Wednesday, February 8, 2012
Everybody Wants Some (?)
When I was 14 years old, my big brother took me to see the Rolling Stones on the Steel Wheels tour. It may sound cliche - perhaps dramatic - but the experience kind of changed my life.
So many things left an impression on me that night: the over the top set, the light show, the performance, the phenomenal depth of their set list (including songs I knew, songs I didn't know, and songs that I didn't know that I knew).
But more than anything, it was the legend of the Stones that turned me on that night -- the twenty five years of sex, drugs, alcohol, cigarettes, fist-fights, groupies, jail time, divorces, rumors, feuds and infamy.
In point of fact, the Stones' most scandalous years were mostly behind them by the time I was born. But in an odd way, that only fed my fascination. For the better part of the next twenty years, I was entirely obsessed with the legend of the Stones, and I made sure everyone knew about it.
A funny thing happened in my early 20's, though. I started hanging out with a lot of musicians....punk rock guys who were a good ten years older than I was. They were my band mates and my best friends, and I looked up to each of them.
Imagine my disappointment when they all -- every last one of them -- dismissed and belittled me for continuing to see the tours behind admittedly terrible albums like "Bridges to Babylon."
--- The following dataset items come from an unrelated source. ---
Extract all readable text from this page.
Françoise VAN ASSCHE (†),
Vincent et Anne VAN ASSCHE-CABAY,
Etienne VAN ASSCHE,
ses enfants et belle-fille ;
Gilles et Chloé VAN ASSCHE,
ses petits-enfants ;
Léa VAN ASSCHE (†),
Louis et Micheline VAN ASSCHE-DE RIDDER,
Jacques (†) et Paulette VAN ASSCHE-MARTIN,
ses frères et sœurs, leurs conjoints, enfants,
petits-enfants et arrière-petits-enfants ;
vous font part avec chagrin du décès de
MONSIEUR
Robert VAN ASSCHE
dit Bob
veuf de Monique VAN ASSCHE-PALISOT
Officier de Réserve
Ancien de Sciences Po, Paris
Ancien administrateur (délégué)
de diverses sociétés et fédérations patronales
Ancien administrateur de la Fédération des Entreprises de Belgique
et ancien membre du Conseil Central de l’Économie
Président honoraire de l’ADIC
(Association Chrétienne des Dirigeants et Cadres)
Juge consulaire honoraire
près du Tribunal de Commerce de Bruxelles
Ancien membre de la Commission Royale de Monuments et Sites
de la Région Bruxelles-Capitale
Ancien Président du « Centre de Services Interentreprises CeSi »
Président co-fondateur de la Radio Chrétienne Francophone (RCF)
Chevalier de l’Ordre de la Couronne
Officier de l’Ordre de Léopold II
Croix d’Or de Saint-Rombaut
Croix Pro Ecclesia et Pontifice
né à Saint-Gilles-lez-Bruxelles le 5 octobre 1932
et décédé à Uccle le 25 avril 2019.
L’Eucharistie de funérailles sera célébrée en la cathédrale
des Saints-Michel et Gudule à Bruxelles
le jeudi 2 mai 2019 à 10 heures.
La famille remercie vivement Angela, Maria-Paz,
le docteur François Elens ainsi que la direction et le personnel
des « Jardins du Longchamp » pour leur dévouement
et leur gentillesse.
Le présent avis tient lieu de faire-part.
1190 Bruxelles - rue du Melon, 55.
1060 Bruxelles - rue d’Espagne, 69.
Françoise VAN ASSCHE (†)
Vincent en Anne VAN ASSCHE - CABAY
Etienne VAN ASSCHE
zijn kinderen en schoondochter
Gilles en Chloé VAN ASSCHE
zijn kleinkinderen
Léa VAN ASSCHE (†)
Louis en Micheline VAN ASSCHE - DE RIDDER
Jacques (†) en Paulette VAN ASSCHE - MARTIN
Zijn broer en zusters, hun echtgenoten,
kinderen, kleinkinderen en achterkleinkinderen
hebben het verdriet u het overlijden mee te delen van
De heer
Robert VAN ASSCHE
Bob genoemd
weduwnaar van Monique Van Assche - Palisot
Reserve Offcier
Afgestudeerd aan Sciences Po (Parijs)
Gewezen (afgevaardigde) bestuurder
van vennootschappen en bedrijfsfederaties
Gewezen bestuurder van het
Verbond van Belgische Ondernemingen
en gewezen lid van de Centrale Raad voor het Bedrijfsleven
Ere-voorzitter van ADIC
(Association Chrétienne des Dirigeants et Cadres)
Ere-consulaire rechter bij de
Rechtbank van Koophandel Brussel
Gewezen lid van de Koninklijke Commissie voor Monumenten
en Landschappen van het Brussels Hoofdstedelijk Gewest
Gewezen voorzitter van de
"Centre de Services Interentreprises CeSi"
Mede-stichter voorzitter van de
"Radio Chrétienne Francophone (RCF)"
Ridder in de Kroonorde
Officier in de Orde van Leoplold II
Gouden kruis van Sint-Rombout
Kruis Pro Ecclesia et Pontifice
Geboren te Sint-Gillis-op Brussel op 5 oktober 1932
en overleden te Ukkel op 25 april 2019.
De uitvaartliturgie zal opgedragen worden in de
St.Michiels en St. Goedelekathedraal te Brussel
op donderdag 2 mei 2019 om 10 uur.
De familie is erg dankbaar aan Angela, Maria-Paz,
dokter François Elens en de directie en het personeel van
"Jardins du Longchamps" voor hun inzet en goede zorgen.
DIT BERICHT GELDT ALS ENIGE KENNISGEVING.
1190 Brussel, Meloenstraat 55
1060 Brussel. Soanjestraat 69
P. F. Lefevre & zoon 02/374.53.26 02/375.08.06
Make no mistake: these guys totally respected what the Stones did in the 60's and 70's. But they couldn't fathom why anyone would want to see them today. The two most favorite words of the music snob -- "embarrassing" and "irrelevant" -- frequently came up every time I pleaded my case.
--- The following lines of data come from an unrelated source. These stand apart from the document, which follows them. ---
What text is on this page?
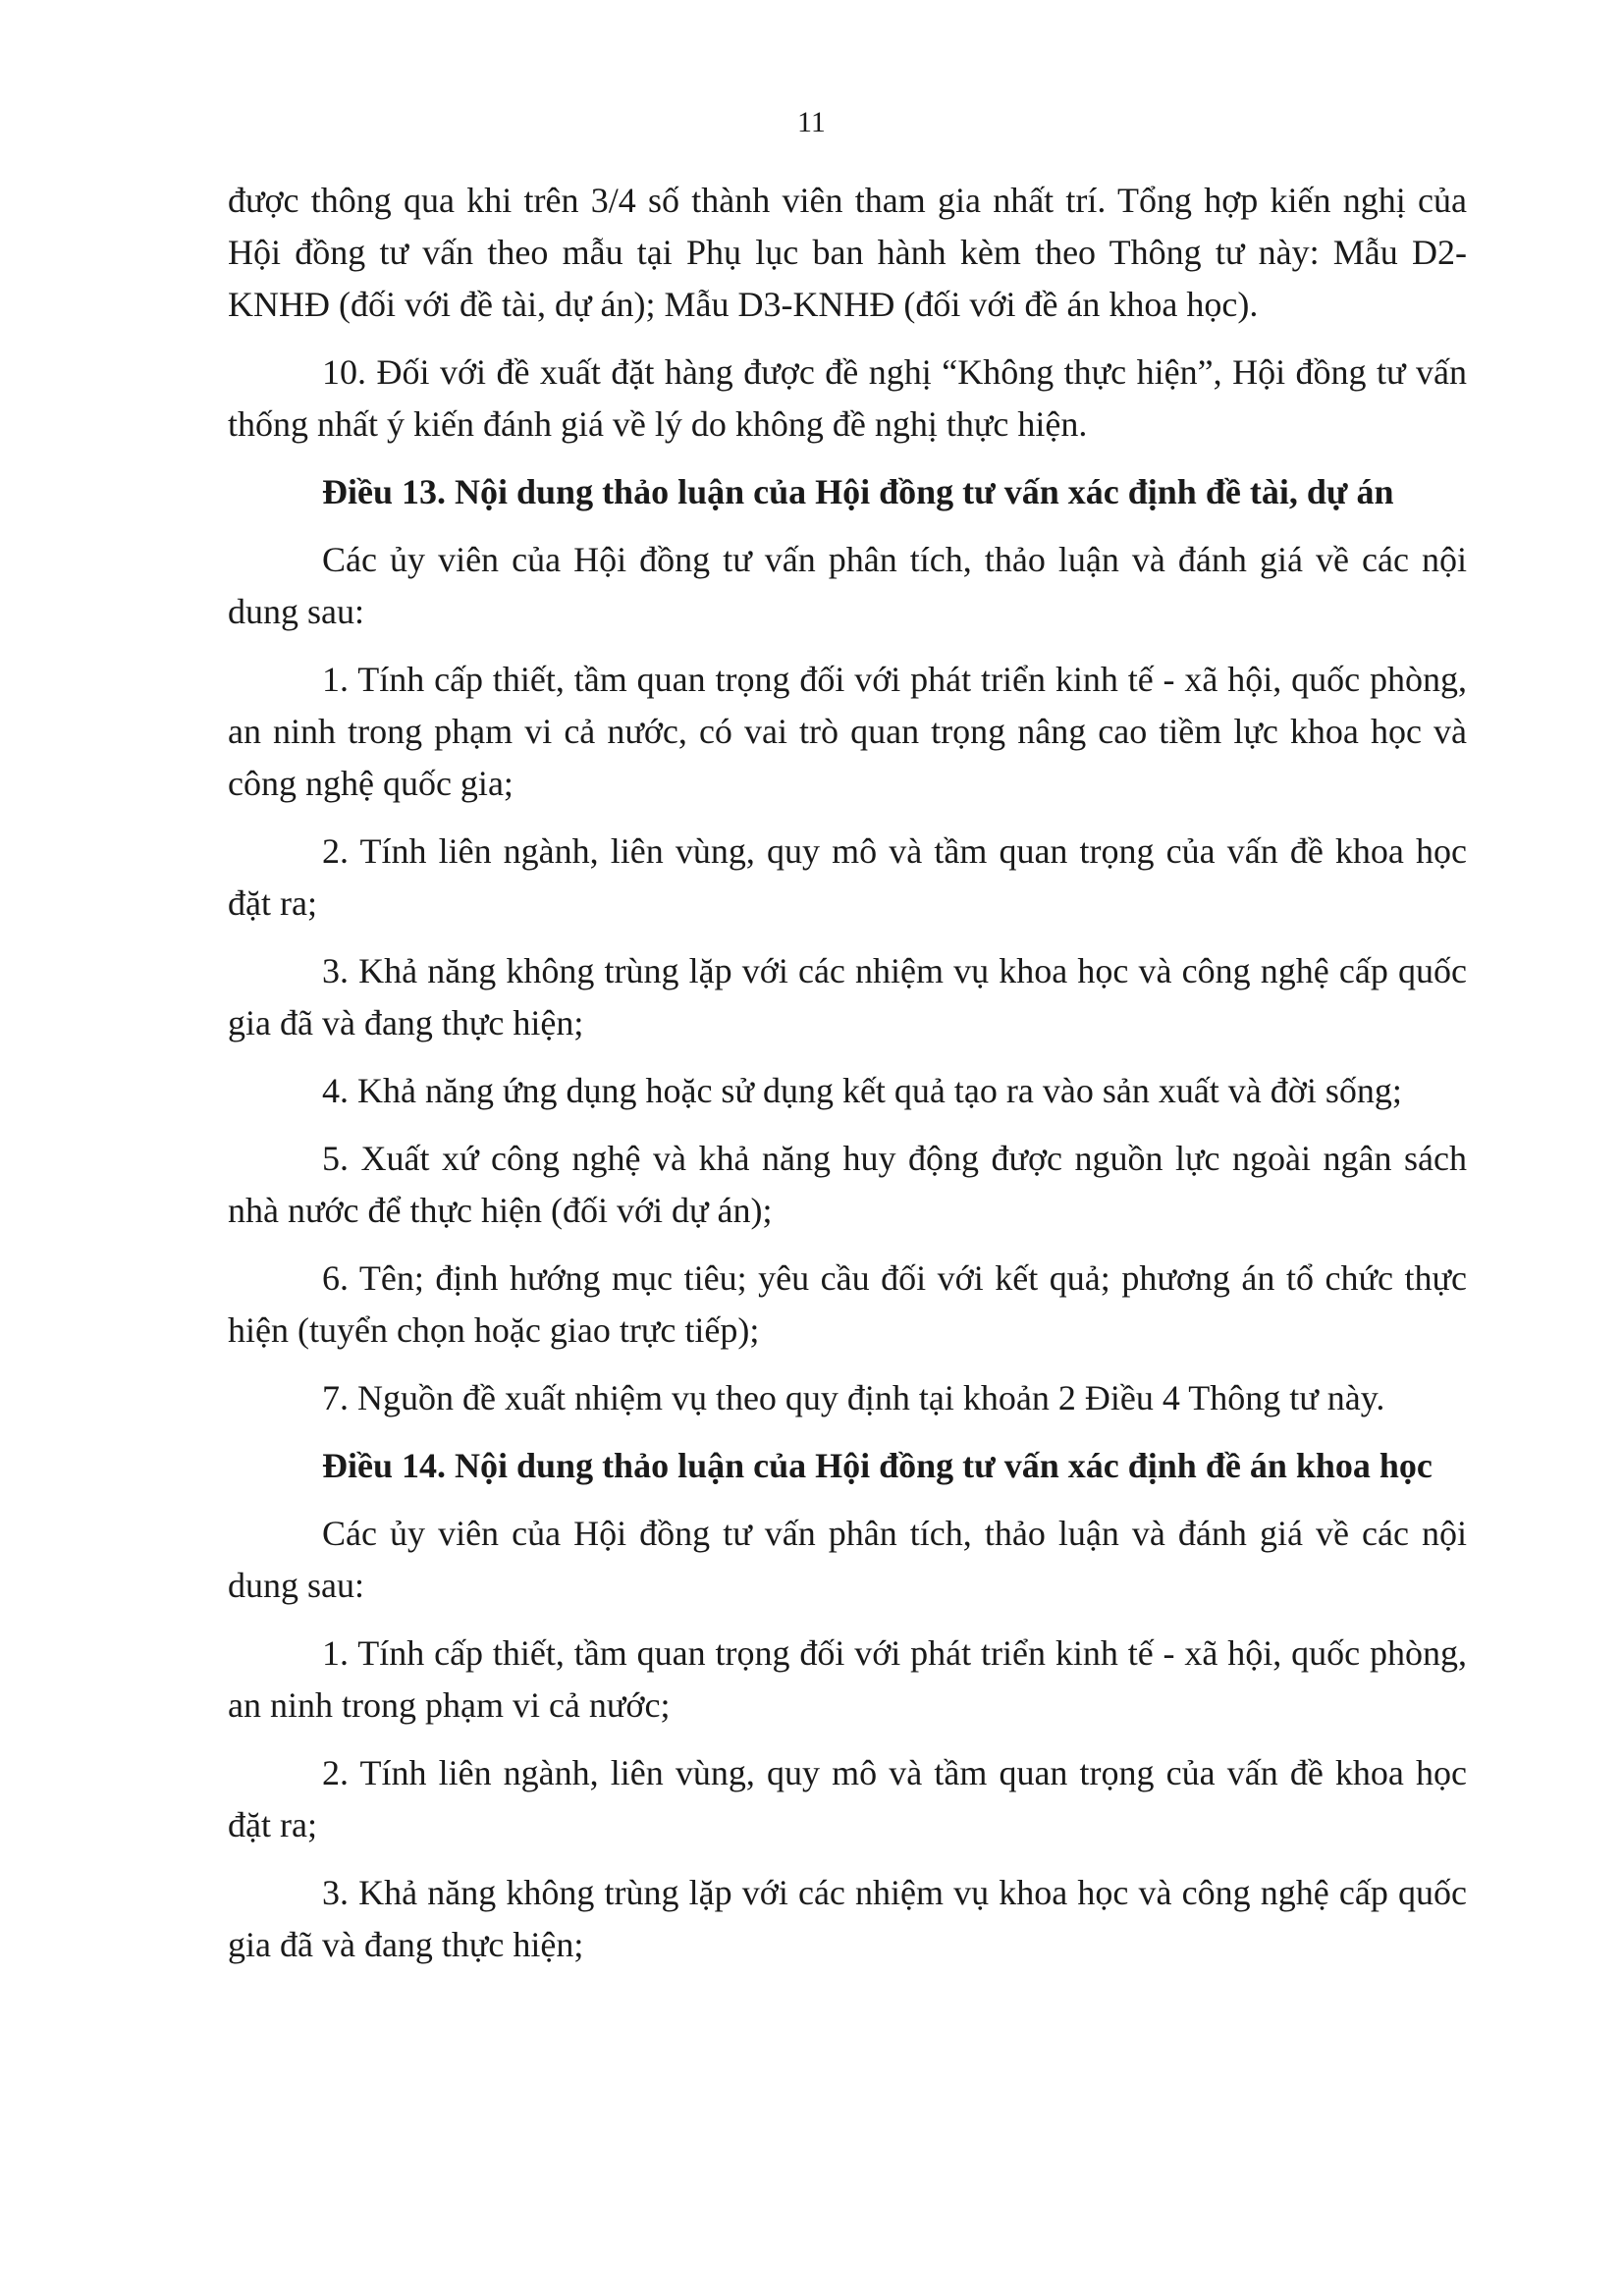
11

được thông qua khi trên 3/4 số thành viên tham gia nhất trí. Tổng hợp kiến nghị của Hội đồng tư vấn theo mẫu tại Phụ lục ban hành kèm theo Thông tư này: Mẫu D2-KNHĐ (đối với đề tài, dự án); Mẫu D3-KNHĐ (đối với đề án khoa học).

10. Đối với đề xuất đặt hàng được đề nghị “Không thực hiện”, Hội đồng tư vấn thống nhất ý kiến đánh giá về lý do không đề nghị thực hiện.

Điều 13. Nội dung thảo luận của Hội đồng tư vấn xác định đề tài, dự án

Các ủy viên của Hội đồng tư vấn phân tích, thảo luận và đánh giá về các nội dung sau:

1. Tính cấp thiết, tầm quan trọng đối với phát triển kinh tế - xã hội, quốc phòng, an ninh trong phạm vi cả nước, có vai trò quan trọng nâng cao tiềm lực khoa học và công nghệ quốc gia;

2. Tính liên ngành, liên vùng, quy mô và tầm quan trọng của vấn đề khoa học đặt ra;

3. Khả năng không trùng lặp với các nhiệm vụ khoa học và công nghệ cấp quốc gia đã và đang thực hiện;

4. Khả năng ứng dụng hoặc sử dụng kết quả tạo ra vào sản xuất và đời sống;

5. Xuất xứ công nghệ và khả năng huy động được nguồn lực ngoài ngân sách nhà nước để thực hiện (đối với dự án);

6. Tên; định hướng mục tiêu; yêu cầu đối với kết quả; phương án tổ chức thực hiện (tuyển chọn hoặc giao trực tiếp);

7. Nguồn đề xuất nhiệm vụ theo quy định tại khoản 2 Điều 4 Thông tư này.

Điều 14. Nội dung thảo luận của Hội đồng tư vấn xác định đề án khoa học

Các ủy viên của Hội đồng tư vấn phân tích, thảo luận và đánh giá về các nội dung sau:

1. Tính cấp thiết, tầm quan trọng đối với phát triển kinh tế - xã hội, quốc phòng, an ninh trong phạm vi cả nước;

2. Tính liên ngành, liên vùng, quy mô và tầm quan trọng của vấn đề khoa học đặt ra;

3. Khả năng không trùng lặp với các nhiệm vụ khoa học và công nghệ cấp quốc gia đã và đang thực hiện;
It always came across like sour grapes to me. What the hell was so wrong about the Stones continuing to tour and record if they still enjoyed it and people still enjoyed hearing (and seeing) it?
What was the big fucking deal?
This brings me to the recent reunion between the Van Halen brothers and David Lee Roth.
I don't get it, and I don't get why anyone would want to see it. I find it.....wait for it .....embarrassing and irrelevant.
And it's not because I hate on Van Halen. Quite to the contrary: I firmly believe that Roth-era Van Halen was one of the single greatest American rock bands ever. Superior to Aerosmith. Superior to the Allmans or Skynard. Superior to the E Street Band. Superior to the Stooges or the Ramones.
On par -- so help me God -- with the Beach Boys, the Velvet Underground, Metallica or the Wrecking Crew.
Roth-era Van Halen was phenomenal. To this day, when I hear the word "rock star," I think of David Lee Roth in the "Jump" video, with the silly tights, the hairy chest, the mane of hair, and the "I'm-very-serious-about-not-taking-this-very-seriously-heyyougotanycoke?" attitude.
So, then, why the hate for the reunion?
Because that moment is gone. I saw it in real time through the eyes of an eleven year old, and it'll never be so vividly cool or crazy again.
Make no mistake, is was real beyond real for a nation of 17-year olds with only Journey and AC-DC to fall back on in 1982.
But for me, that moment passed before I was even old enough to see the band play live; all I was left with was Roth's half-assed solo career and Van Halen's laughable earnestness with frontmen that were little more than substitute teachers.
These things happen. It is the nature of peaking before you're done with your career. And even though it seems completely unfair to a natural musician as creative as Eddie Van Halen or a natural entertainer as enthusiastic as David Lee Roth, perhaps the best they could do for their fans is to preserve their memories of Van Halen at their greatest, unclouded by middling solo records and meandering personnel decisions.
I want that Life Magazine spread intact in my brain. (I can't find it online, so suffice it to say you either know what I'm talking about or your don't).
What I do not want, is to remember them this way.
Of course, some of this commentary is pretty superficial. No one is s carefree or as beautiful at 55 years old as they are at 25. That's just a fact of life. At the end of the day, it doesn't matter how you look, so long as the songs hold up.
Just ask Tom Waits.
So, how does the new song hold up?
Well... not well.
Oh, "Tattoo" isn't as terrible as people like to say. But it still isn't any good. And I can't say that such a lackluster effort doesn't diminish my 1984 memory of Van Halen as the most exciting, most fun band on earth.
To the contrary, it solidifies my image of them as a bunch of older guys, doing what they can to stay in the limelight a little longer and recoup some of the cash they lost when they were young and foolish and didn't know what they had between themselves.
And that's a problem.
Because when I struggle - and fail - to reconcile those dialectically opposite images of the same band, I'm hit with a very uncomfortable kind of empathy:
I suddenly know exactly how my older friends feel when they look at the elder Mick Jagger and Keith Richards.